The line integral I'm addressing is over a function which is the antiderivative of the integrand. This antiderivative happens to be multivalued. You stated the antiderivative is be definition single-valued. Why can't they be multivalued as long as a single-valued "determination" is choosen in a specific analysis where a single value is required. I'm doing that above: the path trajects along a single surface (single-valued) of the underlying Riemann surface (of the multi-valued function) during the entire length of the contour. Hence, as I see it, the analysis is relying on a single-valued component of the multifunction antiderivative. Personally, I think this makes beautiful sense and I think that perspective would help others understand what's going on in a integral involving Riemann surfaces.

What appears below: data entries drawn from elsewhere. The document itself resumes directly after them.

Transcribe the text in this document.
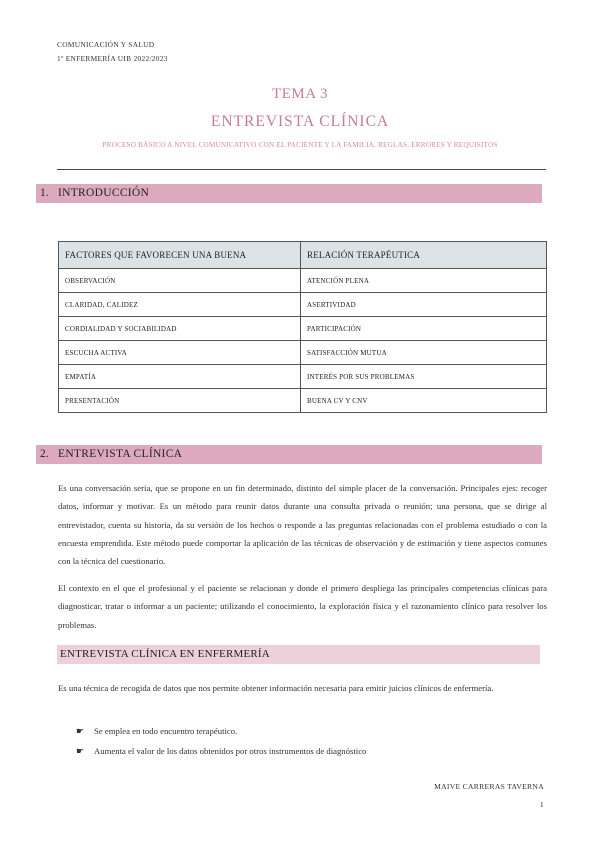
COMUNICACIÓN Y SALUD
1º ENFERMERÍA UIB 2022/2023
TEMA 3
ENTREVISTA CLÍNICA
PROCESO BÁSICO A NIVEL COMUNICATIVO CON EL PACIENTE Y LA FAMILIA, REGLAS, ERRORES Y REQUISITOS
1. INTRODUCCIÓN
FACTORES QUE FAVORECEN UNA BUENA	RELACIÓN TERAPÉUTICA
OBSERVACIÓN	ATENCIÓN PLENA
CLARIDAD, CALIDEZ	ASERTIVIDAD
CORDIALIDAD Y SOCIABILIDAD	PARTICIPACIÓN
ESCUCHA ACTIVA	SATISFACCIÓN MUTUA
EMPATÍA	INTERÉS POR SUS PROBLEMAS
PRESENTACIÓN	BUENA CV Y CNV
2. ENTREVISTA CLÍNICA
Es una conversación seria, que se propone en un fin determinado, distinto del simple placer de la conversación. Principales ejes: recoger datos, informar y motivar. Es un método para reunir datos durante una consulta privada o reunión; una persona, que se dirige al entrevistador, cuenta su historia, da su versión de los hechos o responde a las preguntas relacionadas con el problema estudiado o con la encuesta emprendida. Este método puede comportar la aplicación de las técnicas de observación y de estimación y tiene aspectos comunes con la técnica del cuestionario.
El contexto en el que el profesional y el paciente se relacionan y donde el primero despliega las principales competencias clínicas para diagnosticar, tratar o informar a un paciente; utilizando el conocimiento, la exploración física y el razonamiento clínico para resolver los problemas.
ENTREVISTA CLÍNICA EN ENFERMERÍA
Es una técnica de recogida de datos que nos permite obtener información necesaria para emitir juicios clínicos de enfermería.
☛ Se emplea en todo encuentro terapéutico.
☛ Aumenta el valor de los datos obtenidos por otros instrumentos de diagnóstico
MAIVE CARRERAS TAVERNA
1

I've observed over the past several years, students having much difficulty understanding multi-functions, branch-cuts, determinations, and worst of all, contour integration over multifunctions. They are stuck in "flatland" and have not been taught the beauty of the underlying (multivalued) Riemann surfaces. This suggestion I make to explicitly "adjust" the fundamental theorem of calculus to address more explicitly, multifunctions in the form of what I would like to call "multivalued antiderivatives" I believe, along with other things, would help the student better understand this beautiful concept in Complex Analysis. That and some nice plots too. :)

 

[Office_Shredder]

The problem is that M is explicitly multi-valued, and then you write down something like M(\gamma(a)). That has no meaning on its own because M is multi-valued. The only reason you knew which value to pick in your examples is because you knew what was supposed to work for the line integral

 

[jackmell]

The problem is that M is explicitly multi-valued, and then you write down something like M(\gamma(a)). That has no meaning on its own because M is multi-valued. The only reason you knew which value to pick in your examples is because you knew what was supposed to work for the line integral

If I have:

\int_a^b f(z)dz

which is single-valued, and the antiderivative is multivalued as in the example for this thread:

\mathop\oint\limits_{|z|=2} \frac{e^z}{z^3}dz

I was under the assumption that it did not matter which "sheet" of the multivalued antiderivative I start the integration over. As long as I maintain a differentiable path to the end point, the difference:

M(\gamma(t))-M(\gamma(0))

will be the same. Are you telling me Office_Shredder, that is not the case?

However in the case:

<br /> \mathop\oint\limits_{|\gamma(t)| = r &gt; 1}\frac{z_{0}+z_{1}z+z_{2}z^{2}}{\left(\sqrt{z^{2}-1}\right)_{0}}dz=\left(z_{1}+\frac{z z_{2}}{2}\right)\sqrt{z^{2}-1}+1/2\left(2z_{0}+z_{2}\right)\log[2(z+\sqrt{z^{2}-1})]\biggr|_{\gamma(a)}^{\gamma(b)} <br />

since I'm integrating over a multifunction, I will necessarily have two values for the integral and I'm starting to see there is no way to know which "sheet" of the multivalued antiderivative I would need to begin the integration in order to yield one or the other answer. Dang it.